それはもう毎回ありますけど、反響が嬉しいですよね。記事にした人からの御礼なんかももちろん嬉しいですけど、読者からの声ですね。こういうの教えてもらって良かったですとか、自分の知らないような話をここまで書いてくれて感動しましたとかね。
他にはその延長としてですが、人とのつながりができたことですかね。

★人とのつながりが、地域の中でできてくるのはうれしいですよね。
やっぱり、紹介したとこっていうのは、その後も続きますからね。親しくなった人もずいぶんいますよ。
それと、こういう人に会えて良かったって思うだけで充分って感じちゃうこともあるんです。
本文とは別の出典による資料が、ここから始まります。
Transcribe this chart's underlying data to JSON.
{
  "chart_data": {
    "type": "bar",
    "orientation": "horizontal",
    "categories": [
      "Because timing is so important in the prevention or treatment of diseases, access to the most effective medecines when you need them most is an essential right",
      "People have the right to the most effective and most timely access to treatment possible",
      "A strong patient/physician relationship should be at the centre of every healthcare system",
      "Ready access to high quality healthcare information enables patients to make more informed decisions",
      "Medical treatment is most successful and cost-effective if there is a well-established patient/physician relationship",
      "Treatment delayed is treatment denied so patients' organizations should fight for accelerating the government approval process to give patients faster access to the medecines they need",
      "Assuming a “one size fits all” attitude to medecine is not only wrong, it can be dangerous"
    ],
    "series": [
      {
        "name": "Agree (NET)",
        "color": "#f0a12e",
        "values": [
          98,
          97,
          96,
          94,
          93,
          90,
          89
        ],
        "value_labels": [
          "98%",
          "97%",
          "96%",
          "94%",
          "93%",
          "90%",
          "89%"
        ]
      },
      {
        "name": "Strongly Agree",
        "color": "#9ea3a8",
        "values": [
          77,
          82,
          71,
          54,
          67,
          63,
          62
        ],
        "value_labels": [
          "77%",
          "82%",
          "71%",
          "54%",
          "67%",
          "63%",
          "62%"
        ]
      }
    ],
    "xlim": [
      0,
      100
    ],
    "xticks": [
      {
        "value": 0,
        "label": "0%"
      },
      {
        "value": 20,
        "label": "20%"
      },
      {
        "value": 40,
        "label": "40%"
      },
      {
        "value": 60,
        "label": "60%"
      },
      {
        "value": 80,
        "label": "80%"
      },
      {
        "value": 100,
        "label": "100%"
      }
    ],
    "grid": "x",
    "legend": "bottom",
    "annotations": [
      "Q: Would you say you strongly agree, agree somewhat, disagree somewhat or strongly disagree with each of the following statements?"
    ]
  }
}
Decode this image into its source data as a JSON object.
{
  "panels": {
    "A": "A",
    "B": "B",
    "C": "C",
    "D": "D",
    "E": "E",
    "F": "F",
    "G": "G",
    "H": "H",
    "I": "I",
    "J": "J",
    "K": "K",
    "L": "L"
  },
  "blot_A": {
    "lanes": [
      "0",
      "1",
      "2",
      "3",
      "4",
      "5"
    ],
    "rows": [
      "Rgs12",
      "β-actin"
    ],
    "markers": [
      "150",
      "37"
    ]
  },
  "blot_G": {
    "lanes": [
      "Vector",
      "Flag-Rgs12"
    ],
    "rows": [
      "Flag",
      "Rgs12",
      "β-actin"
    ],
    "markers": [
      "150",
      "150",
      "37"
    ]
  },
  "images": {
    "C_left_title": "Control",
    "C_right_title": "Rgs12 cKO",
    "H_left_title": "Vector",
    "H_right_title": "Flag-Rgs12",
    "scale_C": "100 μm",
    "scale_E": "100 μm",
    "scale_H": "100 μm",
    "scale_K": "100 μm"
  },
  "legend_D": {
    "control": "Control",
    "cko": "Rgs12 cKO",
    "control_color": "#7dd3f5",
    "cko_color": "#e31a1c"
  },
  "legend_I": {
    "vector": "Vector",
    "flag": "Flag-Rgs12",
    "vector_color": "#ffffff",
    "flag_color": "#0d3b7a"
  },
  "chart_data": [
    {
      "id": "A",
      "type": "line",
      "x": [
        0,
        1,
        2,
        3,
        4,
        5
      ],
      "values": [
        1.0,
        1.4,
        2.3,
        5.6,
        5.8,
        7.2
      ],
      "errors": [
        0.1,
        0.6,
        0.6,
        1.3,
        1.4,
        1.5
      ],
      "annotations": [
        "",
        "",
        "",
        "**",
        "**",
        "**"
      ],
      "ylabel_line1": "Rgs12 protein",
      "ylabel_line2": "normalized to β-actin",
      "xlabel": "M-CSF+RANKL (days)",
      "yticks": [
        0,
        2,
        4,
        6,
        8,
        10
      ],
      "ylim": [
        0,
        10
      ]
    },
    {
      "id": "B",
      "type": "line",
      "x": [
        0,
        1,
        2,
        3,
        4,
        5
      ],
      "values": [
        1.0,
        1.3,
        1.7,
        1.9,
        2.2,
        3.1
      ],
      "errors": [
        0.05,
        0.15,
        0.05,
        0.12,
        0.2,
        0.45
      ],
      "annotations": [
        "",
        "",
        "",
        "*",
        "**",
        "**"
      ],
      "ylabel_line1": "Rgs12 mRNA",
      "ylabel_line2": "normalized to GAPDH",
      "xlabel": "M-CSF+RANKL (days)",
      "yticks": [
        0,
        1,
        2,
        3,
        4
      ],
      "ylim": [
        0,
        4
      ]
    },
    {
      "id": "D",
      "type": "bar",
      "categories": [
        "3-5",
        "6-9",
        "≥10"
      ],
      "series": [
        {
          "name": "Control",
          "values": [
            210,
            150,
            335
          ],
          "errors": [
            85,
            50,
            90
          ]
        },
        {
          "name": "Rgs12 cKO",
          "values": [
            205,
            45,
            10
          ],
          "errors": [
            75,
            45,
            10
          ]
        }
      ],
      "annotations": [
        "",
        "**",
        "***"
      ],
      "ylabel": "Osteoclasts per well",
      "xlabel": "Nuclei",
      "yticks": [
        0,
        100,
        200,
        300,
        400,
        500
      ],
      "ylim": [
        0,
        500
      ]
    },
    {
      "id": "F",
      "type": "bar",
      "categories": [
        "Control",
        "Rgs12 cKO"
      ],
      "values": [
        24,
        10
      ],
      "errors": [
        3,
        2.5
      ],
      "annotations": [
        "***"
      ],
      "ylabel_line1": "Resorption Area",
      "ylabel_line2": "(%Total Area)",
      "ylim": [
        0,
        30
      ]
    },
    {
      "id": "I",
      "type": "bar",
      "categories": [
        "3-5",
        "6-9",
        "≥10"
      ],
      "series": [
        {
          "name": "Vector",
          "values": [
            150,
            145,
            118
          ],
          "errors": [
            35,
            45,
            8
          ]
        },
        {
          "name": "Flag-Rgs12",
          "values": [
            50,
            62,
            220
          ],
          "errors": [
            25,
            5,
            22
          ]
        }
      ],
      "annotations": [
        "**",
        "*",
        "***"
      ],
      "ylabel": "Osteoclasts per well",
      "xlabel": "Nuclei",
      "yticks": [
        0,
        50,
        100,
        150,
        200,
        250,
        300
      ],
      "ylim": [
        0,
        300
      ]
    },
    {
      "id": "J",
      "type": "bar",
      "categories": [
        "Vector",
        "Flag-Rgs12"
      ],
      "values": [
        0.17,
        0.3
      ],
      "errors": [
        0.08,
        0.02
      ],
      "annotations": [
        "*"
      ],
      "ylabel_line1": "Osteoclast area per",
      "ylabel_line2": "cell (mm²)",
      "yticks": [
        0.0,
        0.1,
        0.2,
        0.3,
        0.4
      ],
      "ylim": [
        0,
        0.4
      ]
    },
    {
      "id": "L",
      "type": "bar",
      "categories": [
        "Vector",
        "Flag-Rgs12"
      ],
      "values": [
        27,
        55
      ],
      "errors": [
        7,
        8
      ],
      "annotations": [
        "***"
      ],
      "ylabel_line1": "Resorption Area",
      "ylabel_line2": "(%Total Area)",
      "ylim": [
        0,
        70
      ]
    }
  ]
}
例えばね、ちょっとしたことなんですが、江戸切子の特集をやった時のことです。お伺いした先の職人さんに商品を撮影をしたいと言ったら、自分の大事な作品を貸してくれたんですよ。しかも箱にいっぱいの量をわざわざ家にもって来てくれて、撮影まで手伝ってくれました。
ああいうことは嬉しいですね。

★先ほどの質問に関連するかもしれませんが、これをやってる醍醐味ってなんですか?
そうですねえ、やっぱり発見ですよね。こうやって深くしゃべらないと、そういう人っていたのかって気がつかないじゃないですか。付き合いが深くなればいろんなものが発見できますし、なんか宝さがしですね。これは人と会うことのみではなく、街歩きも同じことが言えますね。